Although the Russian army launched an attack on June 15, the Russian troops, who attacked in a narrow area because the sewer in the south could not create enough damage, suffered significant losses. When Russian Commander Grand Duke Michael ordered the troops to stop the attack and retreat, the loss of the Russian army exceeded 2,000 including at least 650 dead and 1,400 wounded.

However, since the castle, which had been under siege for more than a month, had no strength left to resist, Mehmed Selim Pasha offered to negotiate within the framework of the surrender offer made by the Russian army before on 17 June. The Ottoman garrison evacuated the Ibrail castle on 23 June, after the Russian side accepted the offer that the castle could be surrendered on the condition that 8,000 castle guards unfurl their banners and their weapons and pass freely to Silistra.

== Aftermath ==
Ibrail Castle resisted the Russian army for about a month from 21 May to 18 June, the Ottoman army came to the front and the main targets of the Russian army were Shumen, Ruschuk and Varna. It gave him a critical time to reinforce.

In addition, the Ottoman garrison eliminated approximately 4,000 soldiers from the Russian army (5,000 according to Turkish sources) with almost no losses., the garrison itself joined the main Ottoman army with its weapons.

On the other hand, the Russian army, in addition to the loss of 4,000 soldiers, had to carry out its forward operations in the summer months, wasting time in front of the Ibrail Castle until the end of June, especially in the swampy and damp terrain of Dobruja, suffering from malaria and dysentery. They started to suffer serious losses.

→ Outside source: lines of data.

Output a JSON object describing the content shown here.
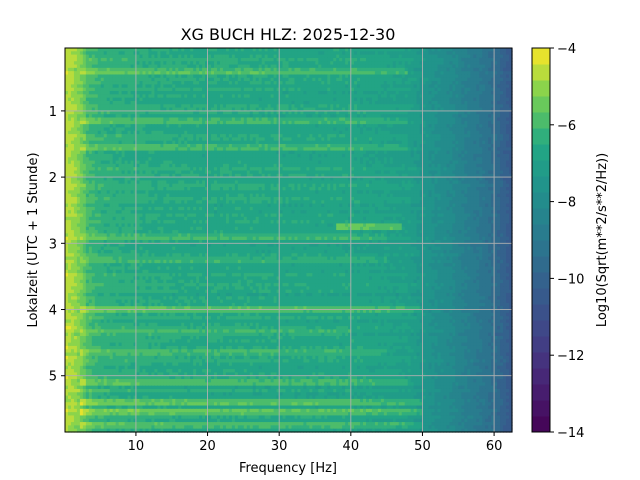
{
  "chart_data": {
    "type": "heatmap",
    "title": "XG BUCH  HLZ: 2025-12-30",
    "xlabel": "Frequency [Hz]",
    "ylabel": "Lokalzeit (UTC + 1 Stunde)",
    "x_range": [
      0.1,
      62.5
    ],
    "y_range": [
      0.05,
      5.85
    ],
    "x_ticks": [
      10,
      20,
      30,
      40,
      50,
      60
    ],
    "x_tick_labels": [
      "10",
      "20",
      "30",
      "40",
      "50",
      "60"
    ],
    "y_ticks": [
      1,
      2,
      3,
      4,
      5
    ],
    "y_tick_labels": [
      "1",
      "2",
      "3",
      "4",
      "5"
    ],
    "y_inverted": true,
    "grid": true,
    "colormap": "viridis",
    "colorbar": {
      "label": "Log10(Sqrt(m**2/s**2/Hz))",
      "range": [
        -14,
        -4
      ],
      "ticks": [
        -4,
        -6,
        -8,
        -10,
        -12,
        -14
      ],
      "tick_labels": [
        "−4",
        "−6",
        "−8",
        "−10",
        "−12",
        "−14"
      ],
      "levels": 24
    },
    "frequency_profile": {
      "freq_hz": [
        0.1,
        1,
        2,
        3,
        5,
        8,
        12,
        18,
        25,
        30,
        35,
        40,
        45,
        48,
        50,
        52,
        54,
        56,
        58,
        60,
        62.5
      ],
      "log10_amplitude": [
        -4.9,
        -5.0,
        -5.4,
        -5.9,
        -6.3,
        -6.4,
        -6.5,
        -6.6,
        -6.6,
        -6.65,
        -6.7,
        -6.7,
        -6.9,
        -7.0,
        -7.4,
        -7.8,
        -8.1,
        -8.6,
        -9.0,
        -9.5,
        -10.5
      ]
    },
    "features": [
      {
        "time": 0.4,
        "f_start": 2,
        "f_end": 48,
        "offset": 0.7
      },
      {
        "time": 1.15,
        "f_start": 2,
        "f_end": 48,
        "offset": 0.5
      },
      {
        "time": 1.55,
        "f_start": 2,
        "f_end": 48,
        "offset": 0.5
      },
      {
        "time": 2.75,
        "f_start": 38,
        "f_end": 47,
        "offset": 1.2
      },
      {
        "time": 2.9,
        "f_start": 2,
        "f_end": 45,
        "offset": 0.4
      },
      {
        "time": 3.25,
        "f_start": 2,
        "f_end": 45,
        "offset": 0.5
      },
      {
        "time": 4.0,
        "f_start": 2,
        "f_end": 50,
        "offset": 0.8
      },
      {
        "time": 4.35,
        "f_start": 2,
        "f_end": 40,
        "offset": 0.5
      },
      {
        "time": 4.65,
        "f_start": 2,
        "f_end": 45,
        "offset": 0.5
      },
      {
        "time": 5.1,
        "f_start": 2,
        "f_end": 48,
        "offset": 0.6
      },
      {
        "time": 5.4,
        "f_start": 2,
        "f_end": 50,
        "offset": 0.8
      },
      {
        "time": 5.55,
        "f_start": 2,
        "f_end": 50,
        "offset": 0.9
      },
      {
        "time": 5.75,
        "f_start": 2,
        "f_end": 50,
        "offset": 0.8
      }
    ]
  }
}
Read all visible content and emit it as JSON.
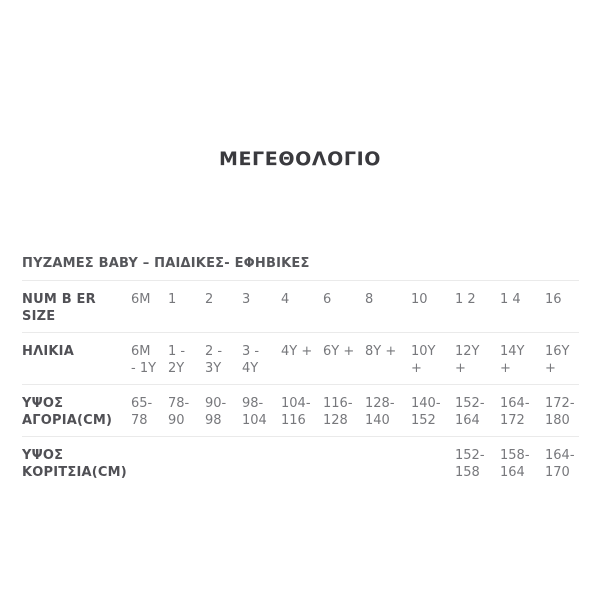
{
  "page": {
    "title": "ΜΕΓΕΘΟΛΟΓΙΟ",
    "subtitle": "ΠΥΖΑΜΕΣ BABY – ΠΑΙΔΙΚΕΣ- ΕΦΗΒΙΚΕΣ"
  },
  "table": {
    "rows": [
      {
        "label": "NUM B ER\nSIZE",
        "values": [
          "6M",
          "1",
          "2",
          "3",
          "4",
          "6",
          "8",
          "10",
          "1 2",
          "1 4",
          "16"
        ]
      },
      {
        "label": "ΗΛΙΚΙΑ",
        "values": [
          "6M\n- 1Y",
          "1 -\n2Y",
          "2 -\n3Y",
          "3 -\n4Y",
          "4Y +",
          "6Y +",
          "8Y +",
          "10Y\n+",
          "12Y\n+",
          "14Y\n+",
          "16Y\n+"
        ]
      },
      {
        "label": "ΥΨΟΣ\nΑΓΟΡΙΑ(CM)",
        "values": [
          "65-\n78",
          "78-\n90",
          "90-\n98",
          "98-\n104",
          "104-\n116",
          "116-\n128",
          "128-\n140",
          "140-\n152",
          "152-\n164",
          "164-\n172",
          "172-\n180"
        ]
      },
      {
        "label": "ΥΨΟΣ\nΚΟΡΙΤΣΙΑ(CM)",
        "values": [
          "",
          "",
          "",
          "",
          "",
          "",
          "",
          "",
          "152-\n158",
          "158-\n164",
          "164-\n170"
        ]
      }
    ]
  },
  "colors": {
    "background": "#ffffff",
    "title_text": "#3a3a3e",
    "label_text": "#505055",
    "value_text": "#77787c",
    "divider": "#eaeaea"
  }
}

Mehmed Selim Pasha, commander of the garrison in Ibrail Castle; Although he was initially sentenced to death for surrendering the castle, he was pardoned when the benefits of his defense were realized, however, his title of grand vizier was later taken back and he was exiled to Zagora.

== Sources ==
- N. A. Epanchin. Sketch of the 1829 campaign in European Turkey. Part I. St. Petersburg. 1906-07
- A. A. Kersnovsky. War with Turkey 1828-1829 // History of the Russian Army. - M.: Golos, 1992. - T. 2.
- N. A. Lukyanovich. Description of the Turkish War of 1828 and 1829. SPb.: Type. Eduard Pratsa, 1844 - 1847.